Yikes. The kid gloves were off.
“Well, as Miss Goodkind pointed out, I can’t penalize you for things that happen off campus. However, risking exposure of the school IS a school offense! You all have a week of detention at Hawthorne! And don’t even THINK about trying to go out on another shopping trip this year!”
“Ah, excuse me,” Nikki nervously interjected, “but we have to go back to Boston next month. We’re scheduled to give depositions at the Arch-Fiend’s arraignment.”
Carson ground her teeth hard enough to crush steel. “Listen up. You think that you’re clever, but you’re not. I warn you, if you insist on charging in every time that something dangerous happens, I will throw you out without a second thought.

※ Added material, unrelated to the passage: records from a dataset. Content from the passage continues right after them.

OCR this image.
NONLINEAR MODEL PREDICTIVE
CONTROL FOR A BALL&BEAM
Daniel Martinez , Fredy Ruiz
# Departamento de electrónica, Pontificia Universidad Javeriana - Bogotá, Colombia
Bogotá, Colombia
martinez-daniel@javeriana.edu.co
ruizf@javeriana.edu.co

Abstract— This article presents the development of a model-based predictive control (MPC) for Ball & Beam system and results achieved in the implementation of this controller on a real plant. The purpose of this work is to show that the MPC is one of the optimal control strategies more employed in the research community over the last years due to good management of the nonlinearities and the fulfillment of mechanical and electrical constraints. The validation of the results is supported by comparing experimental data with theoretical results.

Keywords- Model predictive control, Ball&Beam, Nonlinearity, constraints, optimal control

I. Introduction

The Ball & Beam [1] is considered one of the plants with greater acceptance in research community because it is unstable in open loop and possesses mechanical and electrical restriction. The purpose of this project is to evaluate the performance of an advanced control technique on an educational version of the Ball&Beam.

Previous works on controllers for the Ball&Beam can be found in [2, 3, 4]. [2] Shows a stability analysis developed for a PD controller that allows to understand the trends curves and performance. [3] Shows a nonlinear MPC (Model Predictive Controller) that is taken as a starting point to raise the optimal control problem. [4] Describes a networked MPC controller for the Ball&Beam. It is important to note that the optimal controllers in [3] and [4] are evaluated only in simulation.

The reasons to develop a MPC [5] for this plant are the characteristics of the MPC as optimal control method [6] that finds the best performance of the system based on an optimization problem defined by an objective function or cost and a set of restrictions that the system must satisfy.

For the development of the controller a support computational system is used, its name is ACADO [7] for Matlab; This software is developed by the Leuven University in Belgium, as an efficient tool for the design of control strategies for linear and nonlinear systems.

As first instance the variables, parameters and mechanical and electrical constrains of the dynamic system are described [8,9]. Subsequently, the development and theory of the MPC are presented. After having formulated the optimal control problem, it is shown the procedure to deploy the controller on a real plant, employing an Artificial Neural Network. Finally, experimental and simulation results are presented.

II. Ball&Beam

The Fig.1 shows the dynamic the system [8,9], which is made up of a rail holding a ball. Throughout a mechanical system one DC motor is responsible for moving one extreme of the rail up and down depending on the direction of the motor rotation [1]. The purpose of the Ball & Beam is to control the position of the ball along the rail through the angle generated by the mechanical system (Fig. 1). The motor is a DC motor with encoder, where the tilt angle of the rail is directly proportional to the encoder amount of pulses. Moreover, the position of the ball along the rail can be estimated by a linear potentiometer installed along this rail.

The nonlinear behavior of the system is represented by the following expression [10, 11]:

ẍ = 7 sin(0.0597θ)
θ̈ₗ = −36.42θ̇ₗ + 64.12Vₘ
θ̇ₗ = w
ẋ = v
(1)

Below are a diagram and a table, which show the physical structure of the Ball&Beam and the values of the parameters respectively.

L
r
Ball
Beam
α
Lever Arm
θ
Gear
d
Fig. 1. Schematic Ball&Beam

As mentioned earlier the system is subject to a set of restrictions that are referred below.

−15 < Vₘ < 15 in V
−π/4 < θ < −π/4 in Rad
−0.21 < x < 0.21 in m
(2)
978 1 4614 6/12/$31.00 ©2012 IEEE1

Now, get out of here, and for the love of God, will you at least TRY to put as much thought into what you’re going to do as you put into picking out a dress?”
We filed out without saying another thing. I mentally checked to make sure that Carson hadn’t chewed my ass completely off.
I thought about checking everyone else’s ass too, but that probably wouldn’t go over well.
Detention. Great. Maybe this time, Sara can be the one who gets to go clean Fubar’s pool.
I’ll probably get assigned to those toilets that were so hideous that even Tennyo wouldn’t tackle them the last time.
Chaka put everything into perspective, of course.
She threw her hands up over her head and shouted, “Terrific! Do you know how much this eats into my time with T-Bird?”